I guess that should better be a talloc_free call? See https://talloc.samba.org/talloc/doc/html/group__talloc.html
Comment 10 Arvid Requate univentionstaff 2021-06-16 18:33:16 CEST
Ok, I think my idea that our patch for dlz_bind9 might be the culprit is not right, because the dlz module is loaded by the bind9 process and not by samba itself.

I found https://bugzilla.samba.org/show_bug.cgi?id=13214 and the discussion around https://www.spinics.net/lists/samba/msg147432.html and then I experimented with "rndc reload" and "pkill -HUP -f named" running parallel to a large nsupdate call (first I deleted+added a host record for a computers/windows object in the forward zone as Administrator and then I used that machine account to del+add it 1000 times, which should have activated the system session code introduced by the patch for Bug #39806) but I could not reproduce the issue (neither ours nor that of the upstream samba bug report).

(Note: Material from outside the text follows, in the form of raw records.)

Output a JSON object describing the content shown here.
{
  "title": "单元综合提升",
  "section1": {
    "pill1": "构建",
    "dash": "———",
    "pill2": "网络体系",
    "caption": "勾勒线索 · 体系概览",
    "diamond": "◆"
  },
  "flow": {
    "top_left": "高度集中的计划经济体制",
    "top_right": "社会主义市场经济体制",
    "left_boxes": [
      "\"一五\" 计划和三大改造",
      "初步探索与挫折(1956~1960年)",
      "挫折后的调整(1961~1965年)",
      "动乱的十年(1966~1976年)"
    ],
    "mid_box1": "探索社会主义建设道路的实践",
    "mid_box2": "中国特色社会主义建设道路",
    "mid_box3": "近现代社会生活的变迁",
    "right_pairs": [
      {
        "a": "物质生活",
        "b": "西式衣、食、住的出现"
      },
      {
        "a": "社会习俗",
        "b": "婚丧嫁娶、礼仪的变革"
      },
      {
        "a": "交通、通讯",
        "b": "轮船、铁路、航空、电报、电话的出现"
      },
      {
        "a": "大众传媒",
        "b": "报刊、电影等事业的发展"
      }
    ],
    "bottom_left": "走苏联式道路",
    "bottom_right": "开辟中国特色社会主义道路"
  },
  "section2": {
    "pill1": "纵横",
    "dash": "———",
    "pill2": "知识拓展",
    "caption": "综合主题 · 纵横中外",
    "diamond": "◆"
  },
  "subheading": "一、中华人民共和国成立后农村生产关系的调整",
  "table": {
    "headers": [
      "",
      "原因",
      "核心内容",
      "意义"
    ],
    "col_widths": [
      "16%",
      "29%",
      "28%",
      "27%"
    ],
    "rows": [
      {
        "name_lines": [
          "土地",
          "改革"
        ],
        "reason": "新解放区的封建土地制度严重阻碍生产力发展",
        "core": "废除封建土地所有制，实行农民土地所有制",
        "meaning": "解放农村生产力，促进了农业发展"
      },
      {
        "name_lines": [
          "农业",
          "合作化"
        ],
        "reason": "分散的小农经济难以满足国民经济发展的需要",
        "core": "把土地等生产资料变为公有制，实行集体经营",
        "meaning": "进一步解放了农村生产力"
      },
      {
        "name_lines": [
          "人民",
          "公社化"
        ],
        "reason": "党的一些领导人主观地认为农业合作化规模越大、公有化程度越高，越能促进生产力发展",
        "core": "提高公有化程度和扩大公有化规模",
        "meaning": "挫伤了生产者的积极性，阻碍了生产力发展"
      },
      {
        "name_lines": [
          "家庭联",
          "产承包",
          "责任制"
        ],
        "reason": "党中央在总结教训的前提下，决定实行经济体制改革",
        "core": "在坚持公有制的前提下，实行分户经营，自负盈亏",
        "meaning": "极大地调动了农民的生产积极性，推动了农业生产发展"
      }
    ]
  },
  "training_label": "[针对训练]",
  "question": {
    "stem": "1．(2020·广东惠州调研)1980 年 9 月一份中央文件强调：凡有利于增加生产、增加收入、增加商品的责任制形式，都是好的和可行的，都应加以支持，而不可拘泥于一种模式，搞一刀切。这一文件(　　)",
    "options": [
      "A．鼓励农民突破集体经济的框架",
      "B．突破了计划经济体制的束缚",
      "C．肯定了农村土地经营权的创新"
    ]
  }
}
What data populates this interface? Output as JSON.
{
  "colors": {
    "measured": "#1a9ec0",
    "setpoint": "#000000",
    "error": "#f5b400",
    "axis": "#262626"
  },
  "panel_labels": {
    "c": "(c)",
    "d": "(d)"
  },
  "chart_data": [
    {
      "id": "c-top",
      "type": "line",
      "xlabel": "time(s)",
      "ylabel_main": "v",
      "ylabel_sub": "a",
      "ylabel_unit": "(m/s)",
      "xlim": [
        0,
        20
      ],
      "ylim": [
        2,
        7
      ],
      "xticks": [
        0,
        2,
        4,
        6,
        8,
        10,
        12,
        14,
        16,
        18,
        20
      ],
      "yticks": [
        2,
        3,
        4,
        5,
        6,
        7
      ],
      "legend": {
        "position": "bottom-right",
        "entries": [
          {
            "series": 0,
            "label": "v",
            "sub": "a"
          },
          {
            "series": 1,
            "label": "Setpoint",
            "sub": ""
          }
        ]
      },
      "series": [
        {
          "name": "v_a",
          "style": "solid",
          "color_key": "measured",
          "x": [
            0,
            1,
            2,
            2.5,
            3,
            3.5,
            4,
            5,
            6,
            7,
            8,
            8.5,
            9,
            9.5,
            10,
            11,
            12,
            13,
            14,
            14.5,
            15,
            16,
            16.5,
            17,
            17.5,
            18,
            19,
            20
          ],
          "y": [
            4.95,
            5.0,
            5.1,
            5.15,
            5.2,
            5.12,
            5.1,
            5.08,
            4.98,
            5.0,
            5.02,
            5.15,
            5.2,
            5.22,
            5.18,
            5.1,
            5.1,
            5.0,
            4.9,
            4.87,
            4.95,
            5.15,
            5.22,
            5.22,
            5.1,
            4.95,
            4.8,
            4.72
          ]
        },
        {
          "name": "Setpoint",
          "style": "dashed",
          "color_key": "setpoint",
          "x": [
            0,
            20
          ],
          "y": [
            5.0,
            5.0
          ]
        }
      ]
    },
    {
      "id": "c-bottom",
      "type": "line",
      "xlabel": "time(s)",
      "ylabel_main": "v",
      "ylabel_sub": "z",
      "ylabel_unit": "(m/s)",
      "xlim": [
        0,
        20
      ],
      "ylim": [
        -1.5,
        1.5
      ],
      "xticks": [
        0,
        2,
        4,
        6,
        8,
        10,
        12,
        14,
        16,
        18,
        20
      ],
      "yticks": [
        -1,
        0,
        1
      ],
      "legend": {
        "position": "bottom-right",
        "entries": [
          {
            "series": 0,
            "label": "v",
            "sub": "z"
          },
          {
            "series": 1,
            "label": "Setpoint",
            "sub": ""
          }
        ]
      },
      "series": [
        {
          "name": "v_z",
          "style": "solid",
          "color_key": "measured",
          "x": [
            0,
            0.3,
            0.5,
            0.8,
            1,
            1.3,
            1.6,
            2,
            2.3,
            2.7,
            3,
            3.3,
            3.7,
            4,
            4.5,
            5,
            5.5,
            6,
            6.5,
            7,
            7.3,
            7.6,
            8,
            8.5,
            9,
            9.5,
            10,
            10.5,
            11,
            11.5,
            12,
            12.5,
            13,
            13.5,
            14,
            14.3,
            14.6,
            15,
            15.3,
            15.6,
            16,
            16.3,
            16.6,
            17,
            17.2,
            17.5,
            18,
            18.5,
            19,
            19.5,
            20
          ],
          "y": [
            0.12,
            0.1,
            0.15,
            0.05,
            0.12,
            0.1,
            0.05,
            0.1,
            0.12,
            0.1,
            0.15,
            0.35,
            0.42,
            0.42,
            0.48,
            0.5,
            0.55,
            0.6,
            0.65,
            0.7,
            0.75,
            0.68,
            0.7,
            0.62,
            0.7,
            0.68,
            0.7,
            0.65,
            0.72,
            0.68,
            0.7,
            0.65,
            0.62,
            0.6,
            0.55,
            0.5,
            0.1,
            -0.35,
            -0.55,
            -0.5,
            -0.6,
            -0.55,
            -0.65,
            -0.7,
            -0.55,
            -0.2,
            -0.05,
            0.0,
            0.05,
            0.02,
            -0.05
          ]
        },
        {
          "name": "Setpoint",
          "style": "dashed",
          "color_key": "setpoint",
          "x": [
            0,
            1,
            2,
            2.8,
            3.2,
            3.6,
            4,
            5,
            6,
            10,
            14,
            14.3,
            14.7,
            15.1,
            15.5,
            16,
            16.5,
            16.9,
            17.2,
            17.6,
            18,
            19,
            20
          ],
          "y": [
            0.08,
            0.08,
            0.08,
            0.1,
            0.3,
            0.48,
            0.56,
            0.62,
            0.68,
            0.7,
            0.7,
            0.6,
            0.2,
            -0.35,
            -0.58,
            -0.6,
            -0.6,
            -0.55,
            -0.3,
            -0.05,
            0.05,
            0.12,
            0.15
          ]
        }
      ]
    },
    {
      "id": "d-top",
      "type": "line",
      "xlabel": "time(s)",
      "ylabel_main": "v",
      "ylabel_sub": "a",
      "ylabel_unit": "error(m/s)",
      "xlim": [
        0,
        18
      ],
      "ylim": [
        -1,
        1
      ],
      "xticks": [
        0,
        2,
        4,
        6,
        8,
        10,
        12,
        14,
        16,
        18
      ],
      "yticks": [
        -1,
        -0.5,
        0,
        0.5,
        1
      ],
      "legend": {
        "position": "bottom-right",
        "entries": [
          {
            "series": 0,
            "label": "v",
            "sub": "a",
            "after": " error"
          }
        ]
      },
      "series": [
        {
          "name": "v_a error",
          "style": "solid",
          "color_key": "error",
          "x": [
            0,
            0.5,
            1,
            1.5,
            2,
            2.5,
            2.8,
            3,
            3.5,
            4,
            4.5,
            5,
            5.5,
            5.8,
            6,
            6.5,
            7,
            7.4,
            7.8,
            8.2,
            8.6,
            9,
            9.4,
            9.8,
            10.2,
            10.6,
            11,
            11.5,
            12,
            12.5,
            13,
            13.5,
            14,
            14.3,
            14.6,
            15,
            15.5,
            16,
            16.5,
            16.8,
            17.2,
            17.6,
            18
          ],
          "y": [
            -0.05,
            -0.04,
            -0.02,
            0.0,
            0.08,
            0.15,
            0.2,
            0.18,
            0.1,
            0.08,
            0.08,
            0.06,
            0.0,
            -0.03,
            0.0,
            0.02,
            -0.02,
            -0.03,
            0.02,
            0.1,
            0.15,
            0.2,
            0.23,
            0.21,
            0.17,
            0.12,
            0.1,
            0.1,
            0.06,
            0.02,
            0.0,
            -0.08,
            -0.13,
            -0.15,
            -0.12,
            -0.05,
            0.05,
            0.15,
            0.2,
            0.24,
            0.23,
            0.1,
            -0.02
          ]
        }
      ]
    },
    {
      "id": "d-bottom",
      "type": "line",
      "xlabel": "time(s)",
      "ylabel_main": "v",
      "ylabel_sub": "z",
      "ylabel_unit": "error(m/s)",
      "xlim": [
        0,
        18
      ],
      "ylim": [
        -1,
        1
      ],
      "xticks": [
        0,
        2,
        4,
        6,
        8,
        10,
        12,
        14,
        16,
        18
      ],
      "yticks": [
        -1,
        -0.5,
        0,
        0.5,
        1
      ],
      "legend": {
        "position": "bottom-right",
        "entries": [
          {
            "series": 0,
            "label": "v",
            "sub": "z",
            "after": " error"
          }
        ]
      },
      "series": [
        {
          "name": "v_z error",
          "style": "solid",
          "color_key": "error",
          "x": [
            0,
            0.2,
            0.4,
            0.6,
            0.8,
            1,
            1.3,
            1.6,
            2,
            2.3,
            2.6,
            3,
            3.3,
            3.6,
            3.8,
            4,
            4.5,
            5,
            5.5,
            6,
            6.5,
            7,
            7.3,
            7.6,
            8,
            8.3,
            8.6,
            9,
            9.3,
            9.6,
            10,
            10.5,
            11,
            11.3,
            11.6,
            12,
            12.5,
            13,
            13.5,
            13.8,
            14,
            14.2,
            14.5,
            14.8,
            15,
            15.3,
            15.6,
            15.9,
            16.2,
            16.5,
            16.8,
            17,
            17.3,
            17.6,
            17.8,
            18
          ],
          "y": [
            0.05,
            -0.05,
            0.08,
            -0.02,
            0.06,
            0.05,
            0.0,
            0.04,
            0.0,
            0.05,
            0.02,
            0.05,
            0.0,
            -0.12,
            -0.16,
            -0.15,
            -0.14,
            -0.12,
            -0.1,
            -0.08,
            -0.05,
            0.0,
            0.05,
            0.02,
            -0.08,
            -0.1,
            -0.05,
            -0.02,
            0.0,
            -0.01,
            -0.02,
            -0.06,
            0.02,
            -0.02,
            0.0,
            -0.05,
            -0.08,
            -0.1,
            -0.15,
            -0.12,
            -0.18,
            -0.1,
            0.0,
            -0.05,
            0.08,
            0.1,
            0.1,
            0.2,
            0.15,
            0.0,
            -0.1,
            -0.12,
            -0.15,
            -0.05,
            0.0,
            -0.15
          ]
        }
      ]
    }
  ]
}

So I think we need to drill down on samba itself and find out which process is actually affected (smbd? kdc? ...). For that access to an affected environment would be required.
Comment 13 Arvid Requate univentionstaff 2021-06-24 16:51:31 CEST
Looks like we are not alone: https://lists.samba.org/archive/samba/2020-August/231440.html
Comment 14 Arvid Requate univentionstaff 2021-07-01 20:08:42 CEST
Ok, I looked again at the recent core dumps from the Tickets related to Comment 8 / Comment 11
and I think they are a completely different issue that happens on a memberserver, not on a DC.
I've split it off as Bug #53540.

I'll attach the tickets from that customer to the new bug and remove them from this one:
2021032421000031 2021061821000191

Ticket 2021042121000222 also seems unrelated (SAML issue, different customer)


This bug here is about core dumps on AD DCs with "Bad talloc magic value - unknown value"
from the function "dsdb_module_am_system".
Comment 15 Ingo Steuwer univentionstaff 2021-07-08 16:42:30 CEST
Thanks for the analysis. So the bug hasn't been reported since >1 year, and nobody is able to reproduce it - right?

I reduce the "Who will be affected" based on these assumptions.
Comment 16 Arvid Requate univentionstaff 2021-09-08 12:08:19 CEST
Found again in a log file of a customer (Ticket #2021090221000277), no further circumstances known.
Comment 17 Arvid Requate univentionstaff 2021-11-04 12:54:01 CET
+1 Ticket #2021102921000312
Comment 18 Arvid Requate univentionstaff 2021-11-04 12:55:56 CET
Impact: rpc server on port 135 gone => Samba/AD DC unreachable for RPC calls.
Comment 19 Arvid Requate univentionstaff 2021-11-04 14:20:27 CET
Created attachment 10853 [details]
bug49593-idea2.diff

One could attempt to mitigate like sketched in the attached patch, but this will 1) not compile like this, because the talloc internals are encapsuled in lib/talloc/talloc.c and 2) will only avoid the panic at that location but may well result in a panic at some later stage, because the DSDB_SESSION_INFO is still invalid in that context.

We would need to catch the triggering action/system as it happens in an affected customer or test environment. Maybe it's an unjoined client/memberserver connecting or whatever.